| description | Example for Semantic Search |
|---|
This tutorial demonstrates using the pgml SDK to create a collection, add documents, build a pipeline for vector search, make a sample query, and archive the collection when finished. It loads sample data, indexes questions, times a semantic search query, and prints formatted results.
Python
from pgml import Collection, Model, Splitter, Pipeline
from datasets import load_dataset
from dotenv import load_dotenv
import asyncioJavaScript
const pgml = require("pgml");
require("dotenv").config();The SDK is imported and environment variables are loaded.
Python
async def main():
load_dotenv()
collection = Collection("my_collection") JavaScript
const main = async () => {
const collection = pgml.newCollection("my_javascript_collection");
}A collection object is created to represent the search collection.
Python
model = Model()
splitter = Splitter()
pipeline = Pipeline("my_pipeline", model, splitter)
await collection.add_pipeline(pipeline)JavaScript
const model = pgml.newModel();
const splitter = pgml.newSplitter();
const pipeline = pgml.newPipeline("my_javascript_pipeline", model, splitter);
await collection.add_pipeline(pipeline); A pipeline encapsulating a model and splitter is created and added to the collection.
Python
documents = [
{"id": "doc1", "text": "..."},
{"id": "doc2", "text": "..."}
]
await collection.upsert_documents(documents) JavaScript
const documents = [
{
id: "Document One",
text: "...",
},
{
id: "Document Two",
text: "...",
},
];
await collection.upsert_documents(documents);Documents are upserted into the collection and indexed by the pipeline.
Python
results = await collection.query()
.vector_recall("query", pipeline)
.fetch_all() JavaScript
const queryResults = await collection
.query()
.vector_recall(
"query",
pipeline,
)
.fetch_all();A vector similarity search query is made on the collection.
Python
await collection.archive()JavaScript
await collection.archive();The collection is archived when finished.

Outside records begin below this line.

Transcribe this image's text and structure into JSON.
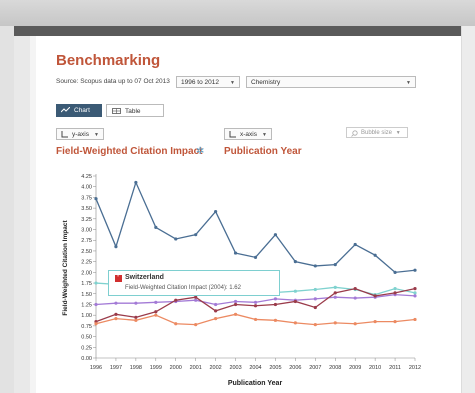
{
  "title": "Benchmarking",
  "source_label": "Source: Scopus data up to 07 Oct 2013",
  "year_range_select": "1996 to 2012",
  "subject_select": "Chemistry",
  "view_buttons": {
    "chart": "Chart",
    "table": "Table"
  },
  "yaxis_select": "y-axis",
  "xaxis_select": "x-axis",
  "bubble_select": "Bubble size",
  "yaxis_title": "Field-Weighted Citation Impact",
  "xaxis_title": "Publication Year",
  "tooltip": {
    "country": "Switzerland",
    "detail": "Field-Weighted Citation Impact (2004):  1.62"
  },
  "colors": {
    "title": "#c0563a",
    "chart_button": "#3b5a75"
  },
  "chart_data": {
    "type": "line",
    "ylabel": "Field-Weighted Citation Impact",
    "xlabel": "Publication Year",
    "ylim": [
      0,
      4.25
    ],
    "yticks": [
      "0.00",
      "0.25",
      "0.50",
      "0.75",
      "1.00",
      "1.25",
      "1.50",
      "1.75",
      "2.00",
      "2.25",
      "2.50",
      "2.75",
      "3.00",
      "3.25",
      "3.50",
      "3.75",
      "4.00",
      "4.25"
    ],
    "x": [
      "1996",
      "1997",
      "1998",
      "1999",
      "2000",
      "2001",
      "2002",
      "2003",
      "2004",
      "2005",
      "2006",
      "2007",
      "2008",
      "2009",
      "2010",
      "2011",
      "2012"
    ],
    "series": [
      {
        "color": "#4a6e93",
        "values": [
          3.72,
          2.6,
          4.1,
          3.05,
          2.78,
          2.88,
          3.42,
          2.45,
          2.35,
          2.88,
          2.25,
          2.15,
          2.18,
          2.65,
          2.4,
          2.0,
          2.05
        ]
      },
      {
        "color": "#7fd2cf",
        "values": [
          1.75,
          1.72,
          1.7,
          1.68,
          1.66,
          1.65,
          1.64,
          1.63,
          1.62,
          1.53,
          1.56,
          1.6,
          1.65,
          1.6,
          1.48,
          1.62,
          1.52
        ]
      },
      {
        "color": "#a37ad6",
        "values": [
          1.25,
          1.28,
          1.28,
          1.3,
          1.32,
          1.35,
          1.25,
          1.32,
          1.3,
          1.38,
          1.35,
          1.38,
          1.42,
          1.4,
          1.42,
          1.48,
          1.45
        ]
      },
      {
        "color": "#9a3b4a",
        "values": [
          0.85,
          1.02,
          0.95,
          1.08,
          1.35,
          1.42,
          1.1,
          1.25,
          1.22,
          1.25,
          1.32,
          1.18,
          1.52,
          1.62,
          1.45,
          1.52,
          1.62
        ]
      },
      {
        "color": "#ec8a62",
        "values": [
          0.8,
          0.92,
          0.88,
          1.0,
          0.8,
          0.78,
          0.92,
          1.02,
          0.9,
          0.88,
          0.82,
          0.78,
          0.82,
          0.8,
          0.85,
          0.85,
          0.9
        ]
      }
    ]
  }
}
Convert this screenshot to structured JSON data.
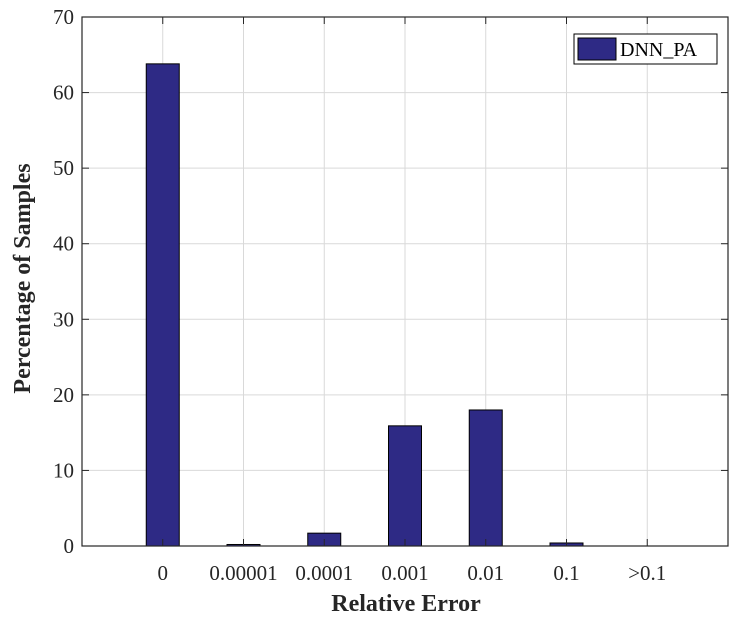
{
  "chart_data": {
    "type": "bar",
    "categories": [
      "0",
      "0.00001",
      "0.0001",
      "0.001",
      "0.01",
      "0.1",
      ">0.1"
    ],
    "series": [
      {
        "name": "DNN_PA",
        "values": [
          63.8,
          0.2,
          1.7,
          15.9,
          18.0,
          0.4,
          0
        ]
      }
    ],
    "title": "",
    "xlabel": "Relative Error",
    "ylabel": "Percentage of Samples",
    "ylim": [
      0,
      70
    ],
    "yticks": [
      0,
      10,
      20,
      30,
      40,
      50,
      60,
      70
    ],
    "grid": true,
    "legend_position": "top-right",
    "colors": {
      "bar": "#2e2a85",
      "bar_edge": "#000000",
      "grid": "#d9d9d9",
      "axis": "#262626"
    }
  }
}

Let me know if you would like me to modify or add anything!
Python
if __name__ == "__main__":
asyncio.run(main())JavaScript
main().then((results) => {
console.log("Vector search Results: \n", results);
});Boilerplate to call main() async function.
Let me know if you would like me to modify or add anything to this markdown documentation. Happy to iterate on it!